The National Archives’ collection contains the Baltic-German artist Eveline von Maydell’s fond with about 1000 detail-rich scissor-cuts in it. In 2014 the National Archives and the Estonian Art Museum arranged a joint exhibition titled Eveline von Maydell. The Black-and-White World where about 200 scissor-cuts were displayed.
The preparatory work of the exhibition embraced the conservation of the collection and making storing wraps for the items. Above all, the fragility of the objects had to be kept in mind throughout the conservation process. The special skills and talent of the artist is in these pieces expressed in her minute details that would disappear forever if treated carelessly or applying unsuitable methods. And these were just the minute details that had been damaged most – being either wrinkled, grated or broken loose. Thus the main implements on the conservator’s table were the magnifier, needle, fine tweezers and brushes that helped to smooth the details millimetre by millimetre and then fix them on the base.

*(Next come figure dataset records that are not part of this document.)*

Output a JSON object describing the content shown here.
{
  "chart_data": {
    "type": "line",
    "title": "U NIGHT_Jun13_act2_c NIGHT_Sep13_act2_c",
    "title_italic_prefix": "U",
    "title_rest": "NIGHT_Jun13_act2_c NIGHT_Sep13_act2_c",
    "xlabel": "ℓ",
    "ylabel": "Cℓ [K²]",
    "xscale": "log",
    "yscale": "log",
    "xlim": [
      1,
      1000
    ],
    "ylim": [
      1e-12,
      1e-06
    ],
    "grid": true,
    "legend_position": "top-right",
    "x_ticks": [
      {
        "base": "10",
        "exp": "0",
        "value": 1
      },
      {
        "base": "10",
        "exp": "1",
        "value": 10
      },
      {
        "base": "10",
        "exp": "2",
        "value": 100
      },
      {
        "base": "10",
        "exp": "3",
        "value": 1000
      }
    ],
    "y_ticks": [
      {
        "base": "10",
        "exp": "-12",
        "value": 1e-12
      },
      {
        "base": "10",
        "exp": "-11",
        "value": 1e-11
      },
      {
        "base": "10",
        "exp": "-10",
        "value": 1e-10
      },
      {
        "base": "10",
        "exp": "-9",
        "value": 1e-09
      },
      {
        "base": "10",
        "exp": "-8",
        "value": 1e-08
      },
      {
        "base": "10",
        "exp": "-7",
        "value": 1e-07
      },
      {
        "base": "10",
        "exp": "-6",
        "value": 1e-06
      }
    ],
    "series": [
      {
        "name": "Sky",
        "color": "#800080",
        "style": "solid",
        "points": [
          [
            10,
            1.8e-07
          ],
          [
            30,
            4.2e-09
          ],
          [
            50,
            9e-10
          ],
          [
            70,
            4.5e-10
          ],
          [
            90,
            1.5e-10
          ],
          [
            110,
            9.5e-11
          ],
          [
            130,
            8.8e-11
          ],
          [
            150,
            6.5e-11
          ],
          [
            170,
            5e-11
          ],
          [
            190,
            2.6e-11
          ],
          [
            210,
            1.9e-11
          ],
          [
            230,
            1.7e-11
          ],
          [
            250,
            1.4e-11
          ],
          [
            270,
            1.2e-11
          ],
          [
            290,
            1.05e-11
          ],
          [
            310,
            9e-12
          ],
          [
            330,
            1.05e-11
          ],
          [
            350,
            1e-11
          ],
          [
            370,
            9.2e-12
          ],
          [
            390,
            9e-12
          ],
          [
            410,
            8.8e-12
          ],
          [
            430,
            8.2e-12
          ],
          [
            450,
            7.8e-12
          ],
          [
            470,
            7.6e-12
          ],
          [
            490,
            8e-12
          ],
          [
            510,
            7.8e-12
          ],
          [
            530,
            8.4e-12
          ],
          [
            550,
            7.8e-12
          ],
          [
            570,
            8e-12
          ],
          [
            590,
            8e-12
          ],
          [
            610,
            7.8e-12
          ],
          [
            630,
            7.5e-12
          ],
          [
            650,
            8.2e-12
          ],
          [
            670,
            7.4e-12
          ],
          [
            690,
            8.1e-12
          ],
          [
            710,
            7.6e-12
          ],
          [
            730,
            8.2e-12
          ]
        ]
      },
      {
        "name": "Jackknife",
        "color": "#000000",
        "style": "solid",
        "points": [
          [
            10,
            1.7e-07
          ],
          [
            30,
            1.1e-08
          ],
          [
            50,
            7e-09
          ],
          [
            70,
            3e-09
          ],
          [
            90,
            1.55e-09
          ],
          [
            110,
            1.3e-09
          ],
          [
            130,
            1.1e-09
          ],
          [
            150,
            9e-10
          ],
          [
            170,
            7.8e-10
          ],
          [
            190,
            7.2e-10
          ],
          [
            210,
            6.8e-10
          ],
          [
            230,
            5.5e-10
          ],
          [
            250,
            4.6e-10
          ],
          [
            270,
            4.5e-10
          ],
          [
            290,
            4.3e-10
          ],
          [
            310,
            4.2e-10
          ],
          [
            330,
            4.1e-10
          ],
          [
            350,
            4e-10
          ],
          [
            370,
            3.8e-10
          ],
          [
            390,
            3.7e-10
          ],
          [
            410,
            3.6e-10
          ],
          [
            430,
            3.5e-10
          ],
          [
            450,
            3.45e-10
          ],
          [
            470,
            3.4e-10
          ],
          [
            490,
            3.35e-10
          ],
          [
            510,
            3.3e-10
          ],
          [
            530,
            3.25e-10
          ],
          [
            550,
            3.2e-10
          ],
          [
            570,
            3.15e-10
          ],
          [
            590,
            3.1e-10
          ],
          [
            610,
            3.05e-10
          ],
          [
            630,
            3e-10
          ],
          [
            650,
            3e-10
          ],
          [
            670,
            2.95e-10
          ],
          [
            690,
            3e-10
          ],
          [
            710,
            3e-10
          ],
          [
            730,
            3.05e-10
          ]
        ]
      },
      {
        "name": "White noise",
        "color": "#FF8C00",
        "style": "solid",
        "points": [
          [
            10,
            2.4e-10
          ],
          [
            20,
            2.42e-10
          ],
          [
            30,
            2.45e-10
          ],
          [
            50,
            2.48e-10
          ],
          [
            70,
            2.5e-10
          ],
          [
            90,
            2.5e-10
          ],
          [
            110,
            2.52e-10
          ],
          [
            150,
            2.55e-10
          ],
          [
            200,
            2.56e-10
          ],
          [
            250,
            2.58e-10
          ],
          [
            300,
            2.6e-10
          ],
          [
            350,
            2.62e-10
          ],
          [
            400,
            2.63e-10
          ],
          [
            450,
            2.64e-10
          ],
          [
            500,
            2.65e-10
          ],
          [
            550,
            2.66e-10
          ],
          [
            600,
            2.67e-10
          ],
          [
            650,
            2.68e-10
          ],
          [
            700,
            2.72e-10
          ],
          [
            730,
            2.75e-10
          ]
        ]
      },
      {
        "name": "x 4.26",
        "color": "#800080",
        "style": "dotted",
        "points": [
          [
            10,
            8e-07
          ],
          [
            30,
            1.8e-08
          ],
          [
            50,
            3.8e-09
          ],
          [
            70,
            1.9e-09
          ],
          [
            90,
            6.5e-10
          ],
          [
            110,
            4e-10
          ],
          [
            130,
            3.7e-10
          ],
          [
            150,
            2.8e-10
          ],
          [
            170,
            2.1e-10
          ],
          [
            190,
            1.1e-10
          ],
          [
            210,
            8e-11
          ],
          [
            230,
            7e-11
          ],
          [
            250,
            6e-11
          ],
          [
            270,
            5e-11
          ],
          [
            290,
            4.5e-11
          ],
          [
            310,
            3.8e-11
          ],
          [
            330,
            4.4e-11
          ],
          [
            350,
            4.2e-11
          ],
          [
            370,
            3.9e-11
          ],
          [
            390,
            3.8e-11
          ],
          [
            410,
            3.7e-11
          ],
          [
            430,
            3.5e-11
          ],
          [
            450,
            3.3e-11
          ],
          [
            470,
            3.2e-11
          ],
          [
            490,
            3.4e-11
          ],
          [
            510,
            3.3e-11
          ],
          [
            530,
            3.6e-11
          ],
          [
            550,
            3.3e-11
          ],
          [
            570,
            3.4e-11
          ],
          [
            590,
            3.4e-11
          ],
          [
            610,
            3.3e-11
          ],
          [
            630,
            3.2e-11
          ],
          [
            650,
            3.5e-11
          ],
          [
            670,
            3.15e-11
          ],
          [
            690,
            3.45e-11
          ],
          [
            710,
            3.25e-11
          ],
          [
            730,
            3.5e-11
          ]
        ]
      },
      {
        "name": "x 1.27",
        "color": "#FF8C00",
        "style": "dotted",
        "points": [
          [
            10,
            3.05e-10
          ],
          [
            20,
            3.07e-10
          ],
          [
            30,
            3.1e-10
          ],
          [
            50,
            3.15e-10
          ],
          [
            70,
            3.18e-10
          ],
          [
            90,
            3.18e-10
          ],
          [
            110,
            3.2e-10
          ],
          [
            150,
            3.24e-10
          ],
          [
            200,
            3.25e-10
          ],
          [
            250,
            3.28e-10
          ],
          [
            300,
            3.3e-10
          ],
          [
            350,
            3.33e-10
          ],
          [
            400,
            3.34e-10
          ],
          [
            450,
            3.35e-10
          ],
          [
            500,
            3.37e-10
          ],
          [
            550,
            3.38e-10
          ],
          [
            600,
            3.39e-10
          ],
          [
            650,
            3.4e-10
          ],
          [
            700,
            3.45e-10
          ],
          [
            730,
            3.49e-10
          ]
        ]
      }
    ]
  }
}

The glue was wheat-meal paste mixed with methylcellulose that had to be carried on the contact surfaces with a fine brush in minimum doses. What made the work complicated was that the black and matte scissor-cut was slightly sensitive to water and mechanical damages. The glue had been well chosen as it had a gelatinous consistence and was viscous, dried quickly and did not need long-time pressure. The artist herself had glued her silhouettes on the base with a single drop of glue only. Taking this into consideration, the conservators fixed only the most minute or most-damaged details.
High quality, archive-safe Hahnemühle’s cardboard (300 and 400 g/square m) was used for the double wraps. The slip-sheets had to be slightly transparent and gently fix the scissor-cut. In order to protect the partially or totally loose fine scissor-cuts from further damages the surrounding material was provided with a micalent paper cover that could be easily folded onto the back for viewing or for display.
Work on Eveline Adelheid von Maydell’s scissor-cut collection was a time-consuming, but instructive assignment that offered us much beauty and satisfaction. The National Archives are really proud of having this magnificent collection to keep and to care for and will continue doing their best to continue doing it.